Export the data as Excel files for further analysis or to share with the team.

```python theme={null}
analyzer.save_results(
    df_labeled, 
    df_company, 
    df_industry, 
    df_motivation, 
    risk_tree, 
    export_path=export_path
)
```

## Conclusion

The Risk Analyzer provides a comprehensive framework for identifying and quantifying corporate exposure to specific risk scenarios. By leveraging advanced information retrieval and LLM-powered analysis, this workflow transforms unstructured data into actionable risk intelligence.

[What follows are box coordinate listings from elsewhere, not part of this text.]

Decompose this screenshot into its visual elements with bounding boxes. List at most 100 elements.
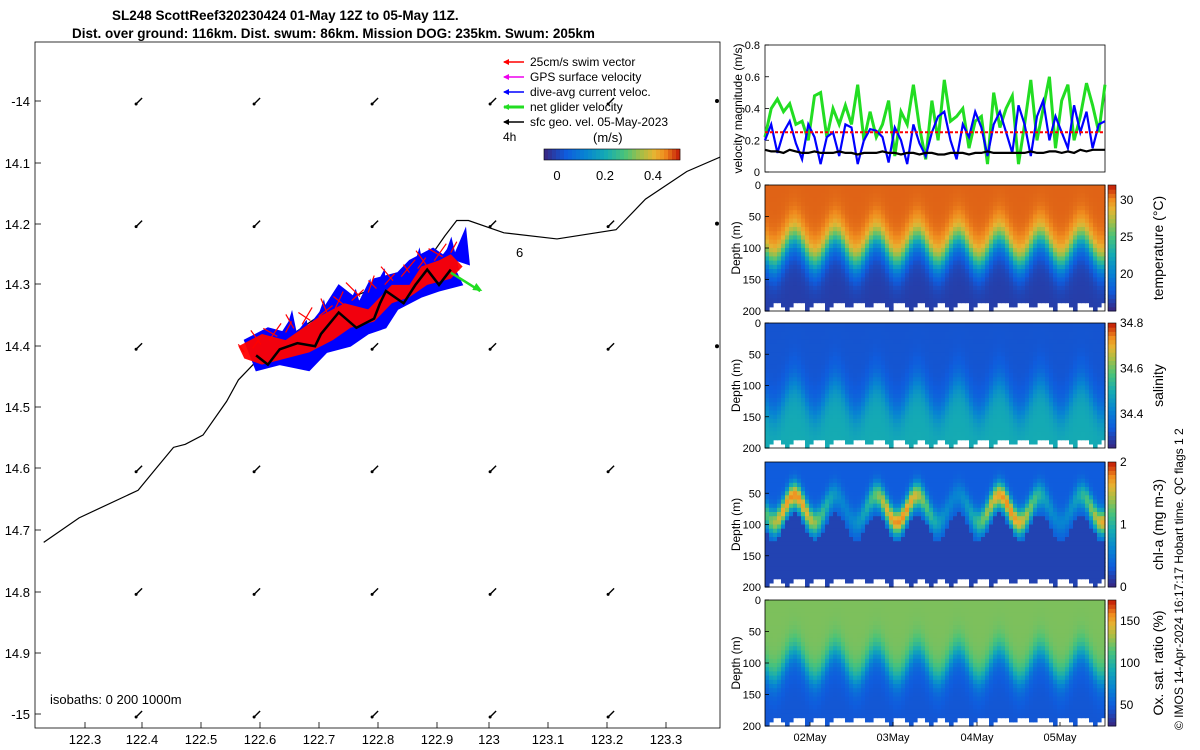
- heatmap-cell: [945, 364, 950, 370]
- heatmap-cell: [901, 360, 906, 366]
- heatmap-cell: [897, 227, 902, 232]
- heatmap-cell: [853, 410, 858, 416]
- heatmap-cell: [1057, 368, 1062, 374]
- heatmap-cell: [821, 210, 826, 215]
- heatmap-cell: [833, 185, 838, 190]
- heatmap-cell: [765, 189, 770, 194]
- heatmap-cell: [805, 227, 810, 232]
- heatmap-cell: [1013, 214, 1018, 220]
- heatmap-cell: [961, 393, 966, 399]
- heatmap-cell: [969, 197, 974, 203]
- heatmap-cell: [1069, 235, 1074, 241]
- heatmap-cell: [833, 368, 838, 374]
- heatmap-cell: [997, 277, 1002, 283]
- heatmap-cell: [941, 331, 946, 337]
- heatmap-cell: [1073, 418, 1078, 424]
- heatmap-cell: [1081, 269, 1086, 274]
- heatmap-cell: [981, 327, 986, 332]
- heatmap-cell: [825, 364, 830, 370]
- heatmap-cell: [933, 269, 938, 274]
- heatmap-cell: [813, 231, 818, 236]
- heatmap-cell: [825, 298, 830, 304]
- heatmap-cell: [977, 210, 982, 215]
- heatmap-cell: [1025, 435, 1030, 441]
- heatmap-cell: [1013, 431, 1018, 437]
- heatmap-cell: [833, 227, 838, 232]
- heatmap-colorbar-cell: [1108, 260, 1116, 266]
- heatmap-cell: [953, 206, 958, 211]
- heatmap-cell: [1057, 406, 1062, 412]
- heatmap-cell: [805, 377, 810, 382]
- heatmap-cell: [1065, 214, 1070, 220]
- heatmap-cell: [1021, 235, 1026, 241]
- heatmap-cell: [765, 197, 770, 203]
- heatmap-cell: [773, 435, 778, 441]
- heatmap-cell: [913, 185, 918, 190]
- heatmap-colorbar-cell: [1108, 306, 1116, 312]
- heatmap-cell: [929, 294, 934, 299]
- heatmap-cell: [1013, 206, 1018, 211]
- heatmap-cell: [1001, 290, 1006, 295]
- heatmap-cell: [781, 381, 786, 387]
- heatmap-cell: [793, 427, 798, 432]
- heatmap-cell: [873, 256, 878, 262]
- heatmap-cell: [793, 402, 798, 407]
- heatmap-cell: [1009, 264, 1014, 270]
- heatmap-cell: [1061, 323, 1066, 328]
- heatmap-cell: [929, 227, 934, 232]
- heatmap-cell: [769, 235, 774, 241]
- heatmap-cell: [857, 435, 862, 441]
- heatmap-cell: [1053, 285, 1058, 291]
- heatmap-cell: [1097, 189, 1102, 194]
- heatmap-cell: [929, 298, 934, 304]
- heatmap-cell: [1029, 339, 1034, 345]
- heatmap-cell: [853, 214, 858, 220]
- heatmap-cell: [993, 418, 998, 424]
- heatmap-cell: [865, 185, 870, 190]
- heatmap-cell: [933, 339, 938, 345]
- swim-vector: [333, 296, 344, 305]
- heatmap-cell: [797, 264, 802, 270]
- heatmap-cell: [941, 218, 946, 224]
- heatmap-cell: [929, 418, 934, 424]
- heatmap-cell: [765, 298, 770, 304]
- heatmap-cell: [869, 402, 874, 407]
- heatmap-cell: [945, 201, 950, 207]
- heatmap-cell: [993, 235, 998, 241]
- heatmap-cell: [1033, 427, 1038, 432]
- heatmap-cell: [873, 389, 878, 395]
- heatmap-cell: [973, 185, 978, 190]
- heatmap-cell: [1037, 323, 1042, 328]
- heatmap-cell: [893, 418, 898, 424]
- heatmap-cell: [997, 285, 1002, 291]
- heatmap-cell: [957, 368, 962, 374]
- heatmap-cell: [849, 218, 854, 224]
- heatmap-cell: [857, 356, 862, 362]
- heatmap-cell: [789, 218, 794, 224]
- heatmap-cell: [1041, 364, 1046, 370]
- colorbar-cell: [580, 149, 585, 160]
- heatmap-cell: [893, 423, 898, 428]
- heatmap-cell: [941, 273, 946, 278]
- heatmap-cell: [833, 256, 838, 262]
- heatmap-cell: [957, 335, 962, 341]
- heatmap-cell: [965, 273, 970, 278]
- heatmap-cell: [1081, 389, 1086, 395]
- heatmap-cell: [1033, 410, 1038, 416]
- heatmap-cell: [797, 364, 802, 370]
- heatmap-cell: [881, 185, 886, 190]
- heatmap-cell: [969, 356, 974, 362]
- heatmap-cell: [841, 431, 846, 437]
- heatmap-cell: [1025, 227, 1030, 232]
- heatmap-cell: [989, 377, 994, 382]
- heatmap-cell: [805, 302, 810, 308]
- heatmap-cell: [849, 402, 854, 407]
- heatmap-cell: [881, 389, 886, 395]
- heatmap-cell: [953, 269, 958, 274]
- heatmap-cell: [889, 410, 894, 416]
- heatmap-cell: [1045, 352, 1050, 357]
- heatmap-cell: [813, 264, 818, 270]
- geo-velocity-arrowhead: [606, 715, 610, 719]
- heatmap-cell: [869, 414, 874, 420]
- heatmap-cell: [817, 343, 822, 349]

Through the automated analysis of U.S. import tariff exposure, you can:

1. **Identify vulnerable companies** - Discover which firms in your portfolio face the highest exposure to tariff-related risks through their operational dependencies and market positions

2. **Compare across industries** - Understand how different sectors are affected by trade policy changes, enabling sector-level hedging and diversification strategies

3. **Monitor risk evolution** - Track how company exposure changes over time as they adapt their strategies or as policy developments unfold

4. **Generate investment insights** - Use risk exposure scores to inform position sizing, hedging decisions, and portfolio construction in volatile geopolitical environments

5. **Support risk management** - Provide quantitative backing for risk committee discussions and regulatory reporting requirements

**Investment Strategy Implications:**

* Consider underweighting companies with high exposure scores in anticipation of tariff implementation
* Use sector-level exposure analysis to guide allocation decisions and hedging strategies
* Monitor risk score changes to identify companies successfully adapting to trade policy challenges

Whether you're conducting portfolio stress testing, building risk-aware investment strategies, or assessing geopolitical exposure across your holdings, the Risk Analyzer automates the research process while maintaining the depth and rigor required for professional risk analysis. The standardized scoring methodology ensures consistent evaluation across companies, sectors, and time periods, making it an invaluable tool for systematic risk assessment in an increasingly complex global environment.